Posted by ESPN.com's Ted Miller

Arizona State fans don't need to worry about Sun Devils offensive tackle Shawn Lauvao spending so much of his time this summer mentoring young people. He's not going to fall behind in the weight room for any reason.

 
  Photo by Kevin Terrell/Getty Images
  Arizona State guard Shawn Lauvao is balancing his work outs and charity work this offseason.
Unless you think a 500 pound bench press and 675 pound squat is falling behind.

While Lauvao did work at a Fellowship of Christian Athletes sports camp in Flagstaff, Ariz., and an Athletes in Action camp on the campus of Colorado State, he still made his 6 a.m. workouts with the rest of the Sun Devils offensive line.

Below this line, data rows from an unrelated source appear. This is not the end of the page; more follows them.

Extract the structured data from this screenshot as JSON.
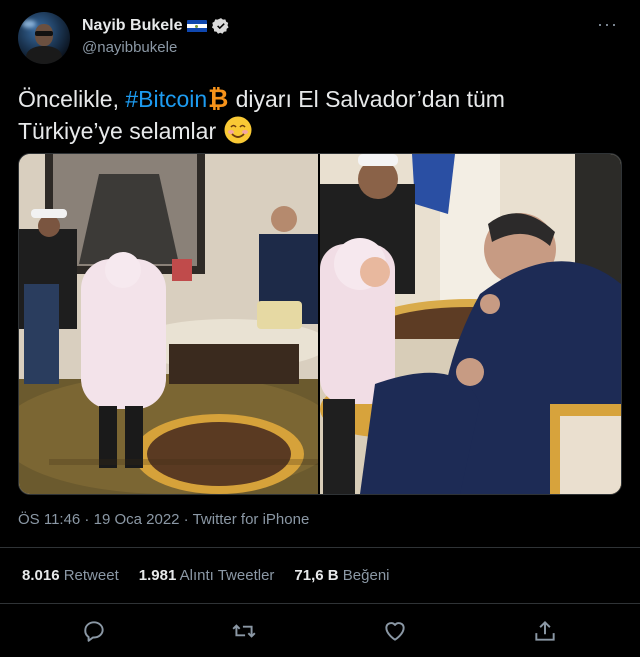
{
  "author": {
    "name": "Nayib Bukele",
    "handle": "@nayibbukele",
    "verified": true,
    "flag": "El Salvador flag"
  },
  "more_label": "···",
  "tweet": {
    "text_part1": "Öncelikle, ",
    "hashtag": "#Bitcoin",
    "text_part2": " diyarı El Salvador’dan tüm",
    "text_line2": "Türkiye’ye selamlar ",
    "emoji": [
      "bitcoin",
      "smiling-face"
    ]
  },
  "meta": {
    "time": "ÖS 11:46",
    "date": "19 Oca 2022",
    "source": "Twitter for iPhone",
    "separator": " · "
  },
  "stats": [
    {
      "value": "8.016",
      "label": "Retweet"
    },
    {
      "value": "1.981",
      "label": "Alıntı Tweetler"
    },
    {
      "value": "71,6 B",
      "label": "Beğeni"
    }
  ],
  "actions": [
    "reply-icon",
    "retweet-icon",
    "like-icon",
    "share-icon"
  ],
  "colors": {
    "background": "#000000",
    "text": "#e7e9ea",
    "secondary": "#8b98a5",
    "link": "#1d9bf0",
    "border": "#2f3336",
    "bitcoin": "#f7931a"
  }
}
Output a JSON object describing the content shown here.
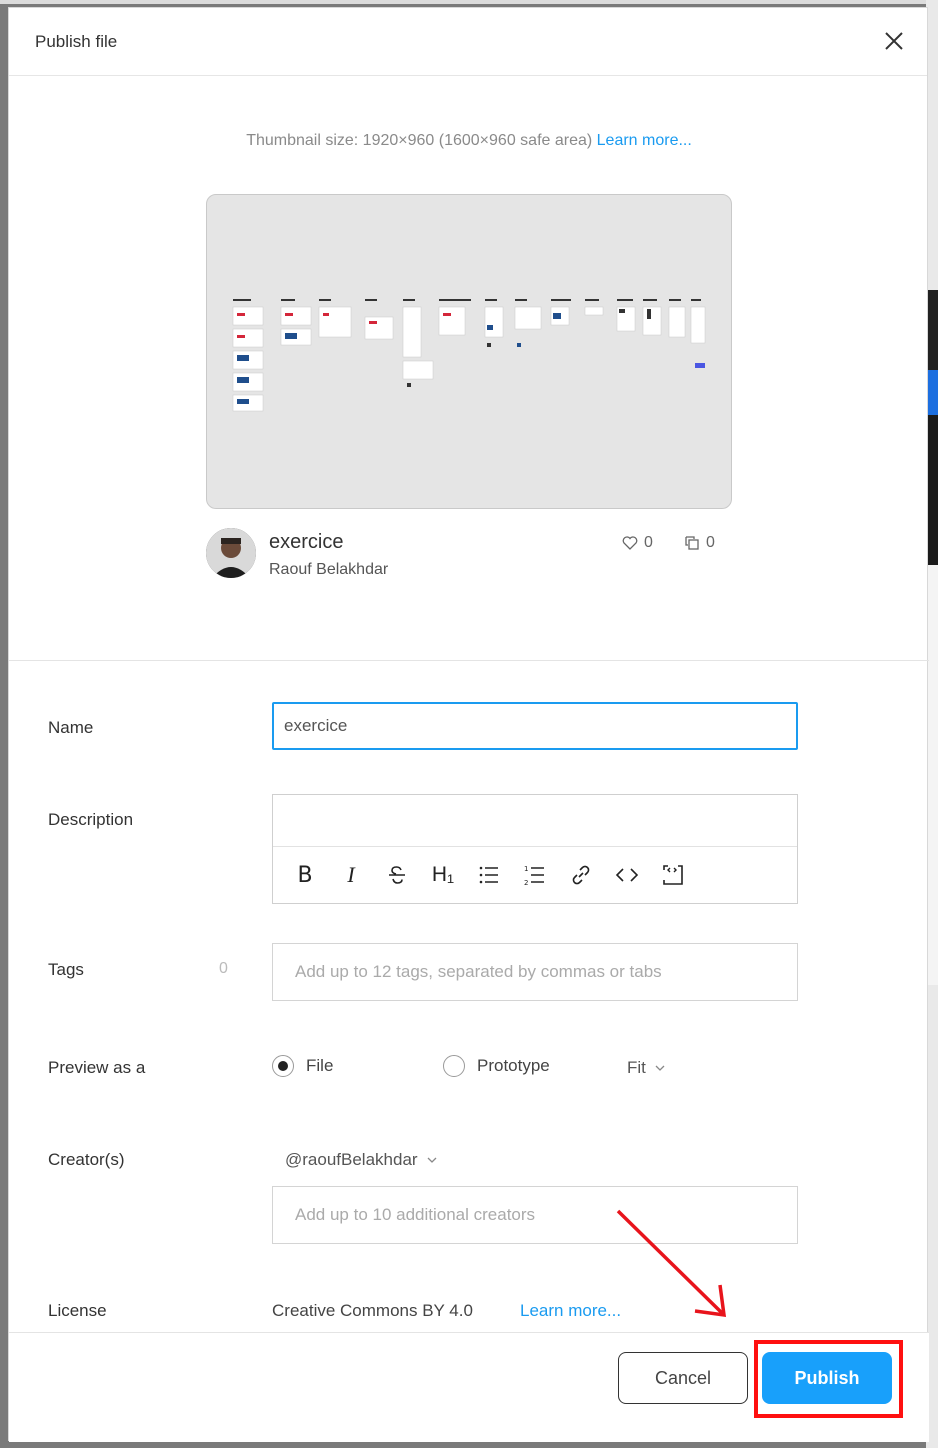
{
  "dialog": {
    "title": "Publish file"
  },
  "thumbnail": {
    "note": "Thumbnail size: 1920×960 (1600×960 safe area)",
    "learn_more": "Learn more..."
  },
  "file": {
    "name": "exercice",
    "author": "Raouf Belakhdar",
    "likes": "0",
    "duplicates": "0"
  },
  "form": {
    "name_label": "Name",
    "name_value": "exercice",
    "description_label": "Description",
    "tags_label": "Tags",
    "tags_count": "0",
    "tags_placeholder": "Add up to 12 tags, separated by commas or tabs",
    "preview_label": "Preview as a",
    "preview_options": [
      "File",
      "Prototype"
    ],
    "preview_selected": "File",
    "fit_label": "Fit",
    "creators_label": "Creator(s)",
    "creator_handle": "@raoufBelakhdar",
    "creators_placeholder": "Add up to 10 additional creators",
    "license_label": "License",
    "license_value": "Creative Commons BY 4.0",
    "license_link": "Learn more..."
  },
  "toolbar": {
    "bold": "B",
    "italic": "I",
    "heading": "H₁"
  },
  "footer": {
    "cancel_label": "Cancel",
    "publish_label": "Publish"
  },
  "colors": {
    "accent": "#18a0fb",
    "highlight": "#ff1010"
  }
}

That maligned unit, which has struggled the past two seasons, decided that joint early workouts would build camaraderie. He and the rest of the Sun Devils are eager to put a 5-7 campaign in 2008 behind them.

"I want to say last year was a fluke," Lauvao said.

Lauvao, a 6-foot-3, 305-pound senior, is the Sun Devils best blocker, which is why he switched from guard to tackle this spring. He believes a lack of experience and injuries made the line vulnerable last year.

"That's the biggest thing," he said. "We have a lot of ballers but you'd be surprised what injuries do."

The hope is the line will be far deeper and athletic if Matt Hustad, Zach Schlink and Adam Tello all make successful returns from injuries that knocked them out of spring practices.

The other big question for the Sun Devils is how well quarterback Danny Sullivan will play after four up-and-down years with Rudy Carpenter leading the offense.

"He's really stepped it up," Lauvao said. "He realizes his clock is running down and this is his opportunity. He's really taken the reins and been a vocal leader, making guys accountable. He's really elevated his play. He's taken the initiative and handled the situation well."

As for Lauvao off the field, he earned a degree in educational sociology in three and a half years and is now pursuing his master's degree in secondary education. He said he wants to mentor and coach young people when he's done with football, perhaps as a high school teacher.

In other words, he's not just dabbling when he volunteers.

"I kind of wish I did more," he said. "To have that type of positive influence can go a long way, pushing kids in the right directions instead of them believing, 'I don't have any options. I don't have anything to believe in.'"

Hard work and, Lauvao said, strict parenting got him where he is today. He noted that he only weighed 185 pounds as a high school sophomore and didn't play football until his junior year at Farrington High in Honolulu, where he was a two-time Scholar Athlete of the Year.

Now he's a top candidate for All-Conference honors and could play his way into the first day of the NFL draft.

But first he wants to get the bad taste of 2008 out his mouth and be part of an offensive line renaissance in Tempe.

"Last year was unacceptable," he said.